The Reading Coach

ImageIt’s the hardest question a student can ask their English teacher because the answer you give can either start them on a journey of a lifetime or put them off for good. ‘What can I read?’ It was Lou, one of my A2 students with a place to read Geography at Oxford but with her heart increasingly consumed by a love of literature, who popped back into my classroom the other day and hurled me this question with a look of hope on her face. In the seconds that whirled before I could hazard an answer, my brain span through its repository of books read and loved, hoping to land on something it could confidently offer this young woman. ‘Classic or contemporary? Heavy or light?’ I asked. Give me a clue here! ‘What have you read?’ But Lou seemed as stumped as I was. So, I looked at her and saw a young woman about to leave home and move somewhere new, and I thought ‘Lucy Honeychurch’. Sweet, naive, wanting to please, but then she travels to Italy and starts to experience life away from her family, and her identity as a daughter, and she blossoms. ‘A Room with a View’ – a classic coming-of-age novel – what’s not to love?
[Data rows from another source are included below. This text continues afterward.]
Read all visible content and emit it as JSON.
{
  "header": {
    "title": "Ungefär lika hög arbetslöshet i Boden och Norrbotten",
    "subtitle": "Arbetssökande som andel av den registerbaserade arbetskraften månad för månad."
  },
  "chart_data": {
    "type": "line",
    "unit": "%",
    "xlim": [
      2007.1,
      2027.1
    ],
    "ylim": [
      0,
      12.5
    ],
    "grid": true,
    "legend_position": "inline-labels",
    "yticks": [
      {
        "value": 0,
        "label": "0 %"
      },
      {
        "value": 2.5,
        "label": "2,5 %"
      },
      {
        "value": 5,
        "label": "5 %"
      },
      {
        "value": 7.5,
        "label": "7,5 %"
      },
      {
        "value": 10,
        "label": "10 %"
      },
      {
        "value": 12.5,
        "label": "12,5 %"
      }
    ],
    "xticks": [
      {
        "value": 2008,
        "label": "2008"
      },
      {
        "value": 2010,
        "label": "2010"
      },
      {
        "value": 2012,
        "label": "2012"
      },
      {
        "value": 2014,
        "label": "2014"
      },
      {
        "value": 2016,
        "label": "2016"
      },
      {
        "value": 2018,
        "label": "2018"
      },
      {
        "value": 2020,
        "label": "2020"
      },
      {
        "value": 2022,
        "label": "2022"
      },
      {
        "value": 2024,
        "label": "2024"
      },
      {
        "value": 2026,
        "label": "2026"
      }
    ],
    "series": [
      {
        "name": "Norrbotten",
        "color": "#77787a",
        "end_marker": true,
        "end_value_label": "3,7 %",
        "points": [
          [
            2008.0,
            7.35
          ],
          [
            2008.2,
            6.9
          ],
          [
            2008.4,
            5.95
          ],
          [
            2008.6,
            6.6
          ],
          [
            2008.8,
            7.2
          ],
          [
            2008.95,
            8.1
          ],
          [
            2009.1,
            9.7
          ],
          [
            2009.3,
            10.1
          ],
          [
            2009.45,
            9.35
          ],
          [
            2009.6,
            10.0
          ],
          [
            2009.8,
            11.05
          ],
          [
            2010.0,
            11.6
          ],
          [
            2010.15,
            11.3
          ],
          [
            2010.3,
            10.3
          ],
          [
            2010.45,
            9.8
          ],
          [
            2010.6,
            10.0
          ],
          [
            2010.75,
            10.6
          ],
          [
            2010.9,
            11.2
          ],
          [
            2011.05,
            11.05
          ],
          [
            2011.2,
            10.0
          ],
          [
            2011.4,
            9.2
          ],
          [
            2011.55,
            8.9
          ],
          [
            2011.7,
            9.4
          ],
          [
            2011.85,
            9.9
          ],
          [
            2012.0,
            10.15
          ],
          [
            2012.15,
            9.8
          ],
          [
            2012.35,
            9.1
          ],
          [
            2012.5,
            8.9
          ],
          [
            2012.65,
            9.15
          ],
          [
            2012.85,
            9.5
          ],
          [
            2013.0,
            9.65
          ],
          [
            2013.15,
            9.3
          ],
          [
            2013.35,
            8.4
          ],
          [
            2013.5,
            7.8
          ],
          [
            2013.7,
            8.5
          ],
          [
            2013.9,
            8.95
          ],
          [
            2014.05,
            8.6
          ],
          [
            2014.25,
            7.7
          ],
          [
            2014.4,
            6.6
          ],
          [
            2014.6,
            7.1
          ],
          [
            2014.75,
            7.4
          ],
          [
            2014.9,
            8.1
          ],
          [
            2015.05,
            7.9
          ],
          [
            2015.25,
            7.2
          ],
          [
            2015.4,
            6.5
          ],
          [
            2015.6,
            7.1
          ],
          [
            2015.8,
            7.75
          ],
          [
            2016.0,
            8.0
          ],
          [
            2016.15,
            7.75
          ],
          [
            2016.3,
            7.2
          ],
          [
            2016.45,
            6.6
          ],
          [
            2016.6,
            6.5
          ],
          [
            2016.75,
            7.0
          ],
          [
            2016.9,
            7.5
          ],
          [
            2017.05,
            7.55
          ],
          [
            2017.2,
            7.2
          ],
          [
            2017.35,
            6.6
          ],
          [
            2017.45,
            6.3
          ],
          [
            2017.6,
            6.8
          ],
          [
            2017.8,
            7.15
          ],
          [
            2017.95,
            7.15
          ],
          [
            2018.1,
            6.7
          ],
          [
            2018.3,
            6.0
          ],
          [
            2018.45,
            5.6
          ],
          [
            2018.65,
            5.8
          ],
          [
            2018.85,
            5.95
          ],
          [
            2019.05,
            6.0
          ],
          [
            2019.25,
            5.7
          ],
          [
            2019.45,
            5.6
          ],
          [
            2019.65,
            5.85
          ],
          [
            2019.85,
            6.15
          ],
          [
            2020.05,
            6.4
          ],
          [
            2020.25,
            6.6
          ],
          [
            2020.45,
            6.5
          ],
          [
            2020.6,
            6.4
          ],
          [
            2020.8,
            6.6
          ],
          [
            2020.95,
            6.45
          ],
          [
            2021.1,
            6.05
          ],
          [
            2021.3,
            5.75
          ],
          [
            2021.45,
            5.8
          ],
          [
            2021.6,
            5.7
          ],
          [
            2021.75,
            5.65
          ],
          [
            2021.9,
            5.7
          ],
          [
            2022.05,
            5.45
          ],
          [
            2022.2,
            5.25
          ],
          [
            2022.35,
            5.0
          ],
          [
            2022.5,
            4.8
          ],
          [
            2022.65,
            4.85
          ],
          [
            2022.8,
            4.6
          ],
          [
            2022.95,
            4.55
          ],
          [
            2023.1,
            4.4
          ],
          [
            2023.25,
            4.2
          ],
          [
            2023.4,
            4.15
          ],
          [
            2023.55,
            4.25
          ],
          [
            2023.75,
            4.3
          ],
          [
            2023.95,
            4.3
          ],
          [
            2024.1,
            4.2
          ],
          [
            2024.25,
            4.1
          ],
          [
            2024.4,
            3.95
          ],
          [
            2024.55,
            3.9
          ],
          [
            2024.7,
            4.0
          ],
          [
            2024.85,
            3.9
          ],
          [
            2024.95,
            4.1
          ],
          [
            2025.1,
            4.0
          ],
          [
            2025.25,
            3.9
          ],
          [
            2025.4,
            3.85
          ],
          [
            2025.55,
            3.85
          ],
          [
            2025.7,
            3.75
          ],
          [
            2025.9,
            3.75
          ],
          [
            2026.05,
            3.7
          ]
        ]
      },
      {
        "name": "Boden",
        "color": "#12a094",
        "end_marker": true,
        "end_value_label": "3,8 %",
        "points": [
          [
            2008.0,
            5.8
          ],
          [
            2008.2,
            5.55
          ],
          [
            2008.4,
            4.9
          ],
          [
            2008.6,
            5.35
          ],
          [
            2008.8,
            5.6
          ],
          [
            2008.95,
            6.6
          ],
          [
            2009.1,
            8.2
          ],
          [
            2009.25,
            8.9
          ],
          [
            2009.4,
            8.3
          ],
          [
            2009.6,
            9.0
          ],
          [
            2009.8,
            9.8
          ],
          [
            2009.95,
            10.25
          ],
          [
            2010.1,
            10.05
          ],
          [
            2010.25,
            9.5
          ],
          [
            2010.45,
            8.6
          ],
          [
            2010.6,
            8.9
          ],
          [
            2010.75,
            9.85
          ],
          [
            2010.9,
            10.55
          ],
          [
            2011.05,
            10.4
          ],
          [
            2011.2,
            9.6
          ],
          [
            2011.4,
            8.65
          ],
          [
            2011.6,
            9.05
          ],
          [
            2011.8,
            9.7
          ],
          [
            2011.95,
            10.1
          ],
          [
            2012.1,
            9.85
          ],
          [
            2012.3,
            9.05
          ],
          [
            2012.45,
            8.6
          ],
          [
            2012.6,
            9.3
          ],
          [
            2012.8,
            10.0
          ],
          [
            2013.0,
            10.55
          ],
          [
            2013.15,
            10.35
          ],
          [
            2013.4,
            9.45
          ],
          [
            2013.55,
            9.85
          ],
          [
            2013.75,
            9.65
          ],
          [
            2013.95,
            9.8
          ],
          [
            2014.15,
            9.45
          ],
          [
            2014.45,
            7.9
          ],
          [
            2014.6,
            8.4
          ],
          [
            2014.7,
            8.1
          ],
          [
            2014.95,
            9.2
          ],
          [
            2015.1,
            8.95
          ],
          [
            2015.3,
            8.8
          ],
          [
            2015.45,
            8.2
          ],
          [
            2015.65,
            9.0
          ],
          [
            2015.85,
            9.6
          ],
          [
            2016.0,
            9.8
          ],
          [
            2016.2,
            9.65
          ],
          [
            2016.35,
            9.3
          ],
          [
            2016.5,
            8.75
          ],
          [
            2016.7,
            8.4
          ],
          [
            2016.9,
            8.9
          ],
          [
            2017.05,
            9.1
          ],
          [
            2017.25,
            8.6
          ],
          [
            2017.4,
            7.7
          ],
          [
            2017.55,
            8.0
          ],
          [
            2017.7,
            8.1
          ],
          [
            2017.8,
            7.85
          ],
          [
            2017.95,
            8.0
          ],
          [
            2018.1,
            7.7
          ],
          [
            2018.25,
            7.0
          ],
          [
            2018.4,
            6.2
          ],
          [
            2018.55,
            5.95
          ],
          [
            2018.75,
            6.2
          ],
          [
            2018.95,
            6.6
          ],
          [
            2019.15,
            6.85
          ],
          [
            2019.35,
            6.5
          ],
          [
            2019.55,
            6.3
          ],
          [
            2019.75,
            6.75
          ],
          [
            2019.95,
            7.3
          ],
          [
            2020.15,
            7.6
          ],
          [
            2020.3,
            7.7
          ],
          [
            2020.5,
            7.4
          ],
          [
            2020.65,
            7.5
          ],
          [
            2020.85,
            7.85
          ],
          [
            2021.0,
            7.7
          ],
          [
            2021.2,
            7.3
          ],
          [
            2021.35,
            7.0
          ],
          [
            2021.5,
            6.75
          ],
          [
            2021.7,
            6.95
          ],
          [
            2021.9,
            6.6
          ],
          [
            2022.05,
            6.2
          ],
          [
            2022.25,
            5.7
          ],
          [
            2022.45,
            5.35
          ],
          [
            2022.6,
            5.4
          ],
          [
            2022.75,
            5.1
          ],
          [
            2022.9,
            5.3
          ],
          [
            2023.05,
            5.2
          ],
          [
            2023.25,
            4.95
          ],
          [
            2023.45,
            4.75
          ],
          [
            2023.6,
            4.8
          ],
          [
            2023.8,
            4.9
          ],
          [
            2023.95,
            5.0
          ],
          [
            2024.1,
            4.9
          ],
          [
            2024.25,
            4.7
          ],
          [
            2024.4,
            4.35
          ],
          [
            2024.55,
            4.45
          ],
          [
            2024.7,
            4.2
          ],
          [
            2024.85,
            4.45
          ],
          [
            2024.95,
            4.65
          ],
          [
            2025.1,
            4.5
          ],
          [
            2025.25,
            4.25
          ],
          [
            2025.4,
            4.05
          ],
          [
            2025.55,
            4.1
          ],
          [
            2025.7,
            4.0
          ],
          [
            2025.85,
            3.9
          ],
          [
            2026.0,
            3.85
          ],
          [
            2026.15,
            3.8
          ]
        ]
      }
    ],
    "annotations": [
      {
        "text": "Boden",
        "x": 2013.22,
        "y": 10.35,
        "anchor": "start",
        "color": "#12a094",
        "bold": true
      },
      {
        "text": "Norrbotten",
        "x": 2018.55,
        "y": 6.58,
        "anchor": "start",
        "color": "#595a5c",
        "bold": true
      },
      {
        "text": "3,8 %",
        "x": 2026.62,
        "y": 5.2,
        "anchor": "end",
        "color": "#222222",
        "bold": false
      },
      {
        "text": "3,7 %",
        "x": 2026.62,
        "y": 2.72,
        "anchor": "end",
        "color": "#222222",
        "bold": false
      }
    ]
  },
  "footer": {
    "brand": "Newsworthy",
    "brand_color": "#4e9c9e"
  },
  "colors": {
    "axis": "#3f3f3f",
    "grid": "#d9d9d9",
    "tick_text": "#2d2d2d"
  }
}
To balance the rosy-tinted, I threw in ‘Jude the Obscure’ as a reminder that not everyone’s talents are recognised or rewarded as they should be, and then, for fear of getting too ‘heavy’, plundered the current Women’s Fiction Prize authors who I’ve read – Zadie Smith, Barbara Bolsover, Kate Atkinson. By the time I’d finished, I’d emailed her a supplementary list, including Chimamanda Adichie’s ‘Purple Hibiscus’ and ‘One Half of a Yellow Sun’, which received a request that her mum might share the list with her Book Group that evening!
This is why I still love teaching. The ability to connect with people beyond the classroom and to pass on and share my own love of books and reading. If someone asked you what they should read, what would you say?